Есть три сервера c FreeBSD 12.1. Необходимо объединить приватные сети, которые расположены за этими серверами, следующим образом:

  - сервер **A** ( берлога админа): должен иметь доступ везде;
  - сервер **B** ( офис): определенным компьютерам нужно предоставить доступ к компьютеру с 1С, который стоит в другом офисе;
  - сервер **C** ( удаленный офис): тут стоит компьютер с 1C;

Выглядит это будет примерно вот так:

{{ :freebsd:network:racoon_shema.png |}}

Поскольку никакой динамической маршрутизации у нас не будет, поэтому хочется обойтись без использования дополнительных интерфейсов.

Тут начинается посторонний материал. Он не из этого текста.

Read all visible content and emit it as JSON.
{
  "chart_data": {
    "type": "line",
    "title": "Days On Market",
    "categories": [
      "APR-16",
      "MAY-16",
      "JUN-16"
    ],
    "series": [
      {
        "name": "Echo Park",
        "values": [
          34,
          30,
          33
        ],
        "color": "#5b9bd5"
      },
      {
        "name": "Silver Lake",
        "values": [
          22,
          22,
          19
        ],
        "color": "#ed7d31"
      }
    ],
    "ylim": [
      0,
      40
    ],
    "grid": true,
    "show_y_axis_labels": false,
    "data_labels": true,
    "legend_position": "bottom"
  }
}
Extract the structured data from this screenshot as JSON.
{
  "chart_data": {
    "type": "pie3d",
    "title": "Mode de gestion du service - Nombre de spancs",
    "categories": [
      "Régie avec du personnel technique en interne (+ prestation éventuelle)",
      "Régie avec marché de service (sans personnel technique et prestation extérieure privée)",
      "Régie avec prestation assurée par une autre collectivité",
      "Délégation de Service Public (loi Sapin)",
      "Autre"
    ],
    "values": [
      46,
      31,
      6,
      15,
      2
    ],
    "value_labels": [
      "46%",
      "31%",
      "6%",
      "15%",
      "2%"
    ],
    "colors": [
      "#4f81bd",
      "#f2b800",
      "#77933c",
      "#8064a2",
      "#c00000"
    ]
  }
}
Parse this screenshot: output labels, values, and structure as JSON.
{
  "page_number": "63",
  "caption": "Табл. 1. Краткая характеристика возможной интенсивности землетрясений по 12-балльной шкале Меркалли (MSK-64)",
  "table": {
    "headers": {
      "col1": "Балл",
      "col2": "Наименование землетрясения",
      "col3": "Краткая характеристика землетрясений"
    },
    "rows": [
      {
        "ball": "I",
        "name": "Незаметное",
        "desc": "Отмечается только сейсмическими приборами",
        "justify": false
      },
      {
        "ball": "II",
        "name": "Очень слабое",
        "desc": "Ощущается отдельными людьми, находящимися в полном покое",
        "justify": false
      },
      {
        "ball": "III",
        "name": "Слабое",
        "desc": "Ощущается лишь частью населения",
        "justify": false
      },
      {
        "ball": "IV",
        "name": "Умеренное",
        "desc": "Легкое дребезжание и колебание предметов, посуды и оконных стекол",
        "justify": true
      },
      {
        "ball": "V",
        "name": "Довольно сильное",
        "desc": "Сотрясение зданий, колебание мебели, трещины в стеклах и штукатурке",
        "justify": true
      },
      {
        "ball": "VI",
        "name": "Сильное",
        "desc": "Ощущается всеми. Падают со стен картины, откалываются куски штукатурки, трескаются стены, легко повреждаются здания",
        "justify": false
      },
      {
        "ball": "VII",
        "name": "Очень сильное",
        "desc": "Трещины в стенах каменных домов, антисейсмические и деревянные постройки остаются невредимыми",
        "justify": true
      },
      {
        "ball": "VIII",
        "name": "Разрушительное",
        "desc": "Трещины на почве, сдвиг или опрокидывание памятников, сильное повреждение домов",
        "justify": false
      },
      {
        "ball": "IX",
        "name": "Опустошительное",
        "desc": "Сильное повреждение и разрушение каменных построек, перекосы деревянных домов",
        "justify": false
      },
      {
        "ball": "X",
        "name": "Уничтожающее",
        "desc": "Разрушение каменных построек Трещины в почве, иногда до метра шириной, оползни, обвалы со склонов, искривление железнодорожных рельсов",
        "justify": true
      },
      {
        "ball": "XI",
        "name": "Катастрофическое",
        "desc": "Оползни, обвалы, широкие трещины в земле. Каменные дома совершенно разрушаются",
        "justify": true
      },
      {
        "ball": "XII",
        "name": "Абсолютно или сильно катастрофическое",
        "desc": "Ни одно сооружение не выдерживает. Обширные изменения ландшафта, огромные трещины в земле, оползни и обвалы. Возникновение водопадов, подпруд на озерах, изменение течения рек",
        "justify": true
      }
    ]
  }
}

Как роутить трафик между сетями пропишем при помощи политик ipsec и racoon-а.

----
===== Вводные данные =====

  * Сервер **A**: IP: A.A.A.A LAN: 10.0.1.0/24
  * Сервер **B**: IP: B.B.B.B LAN: 10.0.2.0/24
  * Сервер **C**: IP: C.C.C.C LAN: 10.0.3.0/24

===== Настройка =====
 
Устанавливаем ipsec-tools

<code># pkg install ipsec-tools</code>

Добавляем в /etc/rc.conf:
<code>
ipsec_enable="YES"
ipsec_file="/etc/ipsec.conf"
racoon_enable="YES"
racoon_flags="-l /var/log/racoon.log"
</code>

==== ipsec ====

Далее будем производить настройку сервера **A**. Два других сервера настраиваются по образу и подобию. ;-)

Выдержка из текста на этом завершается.